WELL, FOLKS! That hit me like my married boyfriend who I go to visit in Tampa every three weeks. WORRY-FREE. Yeah! That was exactly what they were (and that I wasn’t) in that moment. I am positive that all the 23 year olds worry about things like we all do, but when they’re at the bar they know how to kick it big. Just like I did before life rested that ten pound bronzed porcupine on my ballsack. I used to have all the fun I ever needed with my friends just by doing us to the fullest, no matter where we were. What happened to me?

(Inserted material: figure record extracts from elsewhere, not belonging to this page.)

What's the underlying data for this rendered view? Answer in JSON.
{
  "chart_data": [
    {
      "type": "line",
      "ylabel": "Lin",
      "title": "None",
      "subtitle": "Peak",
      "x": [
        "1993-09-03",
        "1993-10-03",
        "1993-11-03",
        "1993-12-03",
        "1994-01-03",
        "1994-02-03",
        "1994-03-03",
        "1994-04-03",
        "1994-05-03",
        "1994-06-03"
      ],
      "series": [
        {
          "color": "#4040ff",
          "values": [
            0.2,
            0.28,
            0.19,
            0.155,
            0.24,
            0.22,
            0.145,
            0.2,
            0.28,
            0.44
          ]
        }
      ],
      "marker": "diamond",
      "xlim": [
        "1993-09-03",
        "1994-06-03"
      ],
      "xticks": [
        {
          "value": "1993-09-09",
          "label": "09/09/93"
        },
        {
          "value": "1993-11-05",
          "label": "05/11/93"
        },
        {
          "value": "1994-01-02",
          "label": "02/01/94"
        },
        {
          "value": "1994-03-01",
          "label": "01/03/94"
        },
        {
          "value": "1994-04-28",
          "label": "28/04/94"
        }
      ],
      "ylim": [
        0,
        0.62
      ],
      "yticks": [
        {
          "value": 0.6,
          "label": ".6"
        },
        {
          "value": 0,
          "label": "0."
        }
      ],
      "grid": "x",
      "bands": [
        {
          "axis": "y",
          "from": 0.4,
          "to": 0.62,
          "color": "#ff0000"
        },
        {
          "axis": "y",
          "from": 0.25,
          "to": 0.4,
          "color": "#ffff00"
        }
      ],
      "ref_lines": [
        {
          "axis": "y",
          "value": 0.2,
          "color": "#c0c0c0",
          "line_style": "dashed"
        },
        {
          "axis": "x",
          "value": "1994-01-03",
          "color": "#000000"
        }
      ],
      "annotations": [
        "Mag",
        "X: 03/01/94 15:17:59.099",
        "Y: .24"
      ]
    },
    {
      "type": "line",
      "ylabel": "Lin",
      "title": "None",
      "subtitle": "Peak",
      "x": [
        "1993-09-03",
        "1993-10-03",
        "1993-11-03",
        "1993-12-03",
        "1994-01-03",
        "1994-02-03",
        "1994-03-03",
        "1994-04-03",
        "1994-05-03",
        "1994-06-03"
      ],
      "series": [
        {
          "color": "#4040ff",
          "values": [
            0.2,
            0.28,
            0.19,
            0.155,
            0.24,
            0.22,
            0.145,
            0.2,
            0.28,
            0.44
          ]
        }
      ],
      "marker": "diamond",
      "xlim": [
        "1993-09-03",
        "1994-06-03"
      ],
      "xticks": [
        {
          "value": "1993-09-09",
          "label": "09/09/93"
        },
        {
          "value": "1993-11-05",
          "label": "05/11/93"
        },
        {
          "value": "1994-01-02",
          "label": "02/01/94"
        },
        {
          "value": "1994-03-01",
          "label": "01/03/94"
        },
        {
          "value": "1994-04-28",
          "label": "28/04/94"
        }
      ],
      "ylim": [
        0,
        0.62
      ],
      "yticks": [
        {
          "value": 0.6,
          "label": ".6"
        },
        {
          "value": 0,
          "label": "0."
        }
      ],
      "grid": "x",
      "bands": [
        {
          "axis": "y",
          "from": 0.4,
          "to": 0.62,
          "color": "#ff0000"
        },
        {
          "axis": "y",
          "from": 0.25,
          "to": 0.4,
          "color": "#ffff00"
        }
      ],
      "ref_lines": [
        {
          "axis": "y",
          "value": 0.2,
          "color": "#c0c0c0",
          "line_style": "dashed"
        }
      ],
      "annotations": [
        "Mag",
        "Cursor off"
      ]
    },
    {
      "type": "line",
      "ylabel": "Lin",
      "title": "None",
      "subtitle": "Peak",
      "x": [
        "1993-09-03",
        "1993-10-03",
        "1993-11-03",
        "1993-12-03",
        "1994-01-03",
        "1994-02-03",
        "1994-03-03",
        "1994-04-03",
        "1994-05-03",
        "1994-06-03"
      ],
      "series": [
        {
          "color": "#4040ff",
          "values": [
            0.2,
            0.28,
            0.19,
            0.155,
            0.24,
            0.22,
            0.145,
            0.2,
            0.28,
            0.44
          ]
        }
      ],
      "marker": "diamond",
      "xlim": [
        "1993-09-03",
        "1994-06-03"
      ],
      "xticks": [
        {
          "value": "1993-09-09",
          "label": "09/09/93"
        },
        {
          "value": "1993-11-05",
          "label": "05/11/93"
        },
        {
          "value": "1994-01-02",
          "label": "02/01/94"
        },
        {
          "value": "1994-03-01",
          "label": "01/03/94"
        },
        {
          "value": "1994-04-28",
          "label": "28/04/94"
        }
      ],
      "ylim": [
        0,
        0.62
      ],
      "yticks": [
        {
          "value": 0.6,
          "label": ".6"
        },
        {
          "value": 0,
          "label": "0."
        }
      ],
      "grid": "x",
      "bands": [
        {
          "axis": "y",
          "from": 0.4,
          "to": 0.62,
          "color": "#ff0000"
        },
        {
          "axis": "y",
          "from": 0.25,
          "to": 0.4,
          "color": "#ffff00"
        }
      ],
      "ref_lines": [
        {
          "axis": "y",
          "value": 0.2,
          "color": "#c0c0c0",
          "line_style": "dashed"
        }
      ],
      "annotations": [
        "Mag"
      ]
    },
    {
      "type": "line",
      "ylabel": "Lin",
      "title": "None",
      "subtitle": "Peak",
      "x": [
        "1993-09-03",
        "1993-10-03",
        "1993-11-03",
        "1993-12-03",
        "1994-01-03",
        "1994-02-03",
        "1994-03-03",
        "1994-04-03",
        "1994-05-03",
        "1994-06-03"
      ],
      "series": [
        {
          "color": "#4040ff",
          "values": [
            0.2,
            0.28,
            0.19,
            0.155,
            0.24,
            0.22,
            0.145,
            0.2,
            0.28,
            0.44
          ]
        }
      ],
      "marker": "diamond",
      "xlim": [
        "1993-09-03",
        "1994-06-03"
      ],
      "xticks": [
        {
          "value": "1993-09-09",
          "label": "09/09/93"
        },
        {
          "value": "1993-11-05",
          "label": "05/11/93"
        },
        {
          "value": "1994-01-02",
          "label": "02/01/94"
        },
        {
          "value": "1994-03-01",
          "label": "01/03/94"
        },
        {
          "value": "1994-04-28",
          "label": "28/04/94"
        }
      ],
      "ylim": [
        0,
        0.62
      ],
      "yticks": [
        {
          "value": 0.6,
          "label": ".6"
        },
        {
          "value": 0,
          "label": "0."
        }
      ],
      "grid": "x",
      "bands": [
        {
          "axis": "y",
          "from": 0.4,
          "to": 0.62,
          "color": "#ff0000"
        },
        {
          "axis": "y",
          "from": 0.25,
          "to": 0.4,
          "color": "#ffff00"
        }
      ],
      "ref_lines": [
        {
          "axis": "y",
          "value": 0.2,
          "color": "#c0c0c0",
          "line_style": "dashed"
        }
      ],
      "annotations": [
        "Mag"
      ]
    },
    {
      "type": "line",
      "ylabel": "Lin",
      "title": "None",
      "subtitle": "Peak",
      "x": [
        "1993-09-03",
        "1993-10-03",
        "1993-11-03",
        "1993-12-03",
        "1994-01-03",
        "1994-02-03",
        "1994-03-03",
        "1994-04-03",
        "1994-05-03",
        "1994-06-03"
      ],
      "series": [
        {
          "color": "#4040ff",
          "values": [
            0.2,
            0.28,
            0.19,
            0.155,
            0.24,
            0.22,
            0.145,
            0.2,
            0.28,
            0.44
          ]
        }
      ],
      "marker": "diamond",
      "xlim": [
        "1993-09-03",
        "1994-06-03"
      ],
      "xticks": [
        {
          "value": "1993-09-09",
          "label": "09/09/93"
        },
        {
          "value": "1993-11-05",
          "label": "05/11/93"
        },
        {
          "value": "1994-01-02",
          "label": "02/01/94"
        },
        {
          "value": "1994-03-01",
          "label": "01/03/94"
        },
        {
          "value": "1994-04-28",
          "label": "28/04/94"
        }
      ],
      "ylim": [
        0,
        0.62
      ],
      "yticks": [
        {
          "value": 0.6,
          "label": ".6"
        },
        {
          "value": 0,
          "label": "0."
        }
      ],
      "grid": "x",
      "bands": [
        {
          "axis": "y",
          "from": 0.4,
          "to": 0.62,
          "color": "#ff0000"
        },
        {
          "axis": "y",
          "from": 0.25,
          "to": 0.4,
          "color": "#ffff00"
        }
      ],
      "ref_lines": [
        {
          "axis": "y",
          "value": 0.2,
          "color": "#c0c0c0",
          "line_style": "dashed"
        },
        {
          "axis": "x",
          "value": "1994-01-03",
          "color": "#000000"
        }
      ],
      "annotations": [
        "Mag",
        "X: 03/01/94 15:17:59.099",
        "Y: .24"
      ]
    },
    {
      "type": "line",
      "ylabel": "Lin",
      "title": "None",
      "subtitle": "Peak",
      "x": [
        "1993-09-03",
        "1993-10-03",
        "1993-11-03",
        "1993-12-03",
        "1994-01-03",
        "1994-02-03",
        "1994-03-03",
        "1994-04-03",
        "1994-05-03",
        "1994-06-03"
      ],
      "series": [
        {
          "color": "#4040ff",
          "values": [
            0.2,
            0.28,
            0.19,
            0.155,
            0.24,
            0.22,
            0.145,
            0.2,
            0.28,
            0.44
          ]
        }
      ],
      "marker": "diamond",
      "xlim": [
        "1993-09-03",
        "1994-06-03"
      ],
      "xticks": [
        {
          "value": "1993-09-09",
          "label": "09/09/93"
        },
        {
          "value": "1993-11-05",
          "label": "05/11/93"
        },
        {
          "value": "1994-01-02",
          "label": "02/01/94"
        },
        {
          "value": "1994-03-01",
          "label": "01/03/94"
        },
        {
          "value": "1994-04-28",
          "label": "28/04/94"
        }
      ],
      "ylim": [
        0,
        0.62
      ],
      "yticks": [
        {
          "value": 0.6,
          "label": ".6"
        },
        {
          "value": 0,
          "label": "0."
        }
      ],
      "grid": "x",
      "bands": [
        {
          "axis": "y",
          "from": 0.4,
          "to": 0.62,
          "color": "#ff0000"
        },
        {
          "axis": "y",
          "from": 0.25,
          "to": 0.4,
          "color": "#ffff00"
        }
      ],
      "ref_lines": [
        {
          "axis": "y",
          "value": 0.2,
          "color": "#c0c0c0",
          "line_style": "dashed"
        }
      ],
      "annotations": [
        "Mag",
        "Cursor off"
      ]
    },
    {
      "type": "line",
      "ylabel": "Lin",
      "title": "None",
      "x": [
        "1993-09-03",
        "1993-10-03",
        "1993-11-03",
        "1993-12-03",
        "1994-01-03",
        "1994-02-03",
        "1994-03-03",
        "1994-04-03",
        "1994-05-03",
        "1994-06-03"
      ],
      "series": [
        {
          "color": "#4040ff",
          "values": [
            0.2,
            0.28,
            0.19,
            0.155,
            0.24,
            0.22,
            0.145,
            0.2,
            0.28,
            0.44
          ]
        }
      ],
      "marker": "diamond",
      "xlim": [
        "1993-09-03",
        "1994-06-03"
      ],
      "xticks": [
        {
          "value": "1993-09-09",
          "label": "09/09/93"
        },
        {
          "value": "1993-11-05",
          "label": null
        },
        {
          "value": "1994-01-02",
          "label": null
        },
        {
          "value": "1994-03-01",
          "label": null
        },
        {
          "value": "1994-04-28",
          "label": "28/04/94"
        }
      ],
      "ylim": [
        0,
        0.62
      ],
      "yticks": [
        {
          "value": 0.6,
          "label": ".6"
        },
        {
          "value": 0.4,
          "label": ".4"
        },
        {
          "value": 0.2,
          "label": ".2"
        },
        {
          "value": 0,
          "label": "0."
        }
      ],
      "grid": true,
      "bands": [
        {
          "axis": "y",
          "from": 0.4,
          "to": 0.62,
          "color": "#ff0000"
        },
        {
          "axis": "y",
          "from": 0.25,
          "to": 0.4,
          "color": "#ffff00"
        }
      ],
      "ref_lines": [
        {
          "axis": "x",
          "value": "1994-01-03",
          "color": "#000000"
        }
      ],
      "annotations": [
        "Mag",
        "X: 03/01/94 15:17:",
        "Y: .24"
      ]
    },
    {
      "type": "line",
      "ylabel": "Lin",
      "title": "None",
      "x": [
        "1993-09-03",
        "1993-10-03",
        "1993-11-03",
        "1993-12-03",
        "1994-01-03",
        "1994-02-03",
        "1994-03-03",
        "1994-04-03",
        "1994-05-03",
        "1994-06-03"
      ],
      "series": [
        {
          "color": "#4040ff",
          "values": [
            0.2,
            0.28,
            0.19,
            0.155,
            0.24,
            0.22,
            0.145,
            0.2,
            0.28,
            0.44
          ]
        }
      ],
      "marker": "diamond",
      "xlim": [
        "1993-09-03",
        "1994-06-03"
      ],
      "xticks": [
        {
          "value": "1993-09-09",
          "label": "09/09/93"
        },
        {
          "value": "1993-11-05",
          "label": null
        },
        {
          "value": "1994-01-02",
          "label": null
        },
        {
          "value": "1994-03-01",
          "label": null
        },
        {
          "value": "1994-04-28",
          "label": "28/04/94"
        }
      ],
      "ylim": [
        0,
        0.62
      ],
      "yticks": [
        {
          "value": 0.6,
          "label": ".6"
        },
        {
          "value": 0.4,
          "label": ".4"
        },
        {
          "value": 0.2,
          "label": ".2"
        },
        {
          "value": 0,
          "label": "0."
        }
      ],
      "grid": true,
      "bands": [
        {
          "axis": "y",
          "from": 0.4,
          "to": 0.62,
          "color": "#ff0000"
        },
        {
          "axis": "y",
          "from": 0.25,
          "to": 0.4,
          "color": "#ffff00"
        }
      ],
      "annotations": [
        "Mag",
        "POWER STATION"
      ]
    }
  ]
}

While they were doing fun dances and cracking each other up, I was, at first secretly and then out loud, thinking about emails. Emails! At a party! Sure, it was a Sunday night and so it’s not completely out of line, but I was in the presence of great life-long friends and some inspirational humans who were making some of the best boner jokes I’ve heard in the better half of a year.

So, you guys. This New Years Resolution: Be more worry-free.

P.S. ONE LOVE

P.P.S. Haha, remember when people used to say that? I know we talked about this before, but isn’t that such strange thing to say? “One love.” Yeah man, I guess.

*He’s not actually my brother, bananacakes! I just call him that because one day I asked him if he would be while I was driving his drunk self home and looking for hamburgers. I felt it would be a wise spiritual investment, which it has been so far. Duh!

P.P.P.S. Today is my sister's 30th birthday. THIRTY. When did I get old enough to have a 30 year old sister? I remember her 13th birthday. I was so sad cos I thought she was so old and mature and hated me for being dumb and 9. My dad drove us up to Palmdale, where it was snowing, so we could have a snowball fight on Christmas Eve. My hands were so cold that they started burning in the car on the way home. Then we ate a ton of cake at 9 AM. Trip on that for a minute. Life is precious.